To find out all of this was overwhelming, but in the best of ways. I could not be more delighted to see how much support has been given to Ladakhis to improve their hockey, but there’s a flip side.
The longer I stay in Ladakh, and the more people I talk to about Ladakh, the more I have learned about the negative aspects of Ladakh. Sure, the people are very welcoming, and I have been treated with nothing but the utmost respect. At the same time, there is a pattern of staggered support - usually one season of coaching or donations - given to a culture that has their palms wide-open, and as a result, very little progress has been made.
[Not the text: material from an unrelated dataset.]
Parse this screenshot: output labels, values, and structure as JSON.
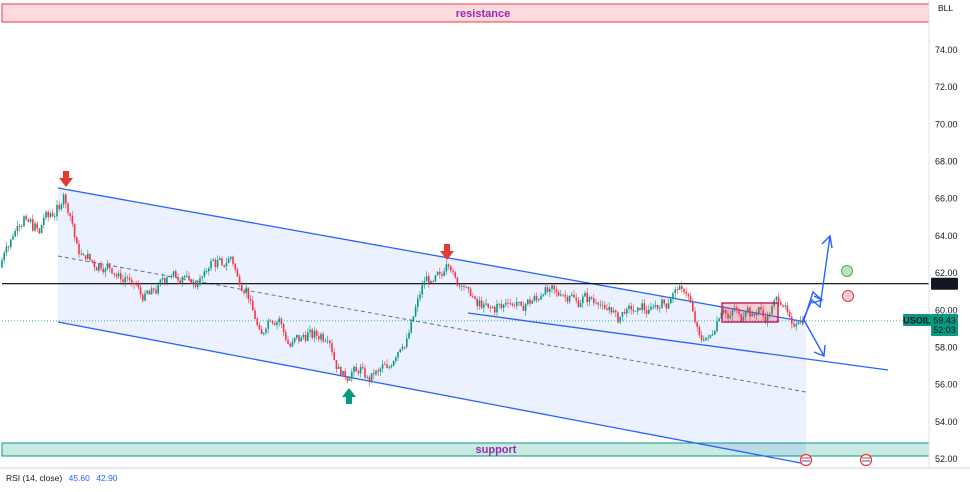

For nearly a decade now, people with the best of intentions come to Ladakh, fall in love with initial impressions and gorgeous scenery, and do what they can to help the people. The fact of the matter is that Ladakh is an area that receives a disproportional amount of government support because it’s a border territory, so the people need to be kept happy…or at least content. It has a large population that is uneducated and out of work, corruption is prevalent, and because tourism is the staple industry, Westerners are relied upon for their good graces and deep pockets.
At the end of the day, I am not here to fix a culture, nor do I want to. I’m also not blaming anyone, as I have also developed a love for Ladakh. That being said, I DO want to change the hockey culture here. The passion and love of the game that I felt from the Canadian group was as palpable as that of the Ladakhis, and I vowed to all of them that my only goal here is to tap into the passion for the game and help it grow. I voiced my desire to work with the Canadians next year, and hopefully join their team, and I know they are interested in holding their own hockey clinic here next winter, something that would break with a pattern of coming up for a couple of days, playing a few games, throwing some parties, and going back to life in Delhi or abroad.
I would like to see everyone involved in Ladakhi hockey to have a more focused, cooperative plan, this way we don’t take baby steps each winter, and see all of our work done for naught. Instead, with our sustained support, we can take giant leaps year-round. If we work together and strategize, we can do so much more to improve the quality of hockey in Ladakh, like training local coaches to train the local population.
Since my passion is hockey, I would do a disservice to myself, and everyone involved in the sport, if I didn’t share my concern and ideas for how we can share our mutual love for the game. The promising part is that I know everyone I’ve met here feels the same way about the game as I do, and with our mutual passion, anything can be accomplished! I can’t wait to get to work!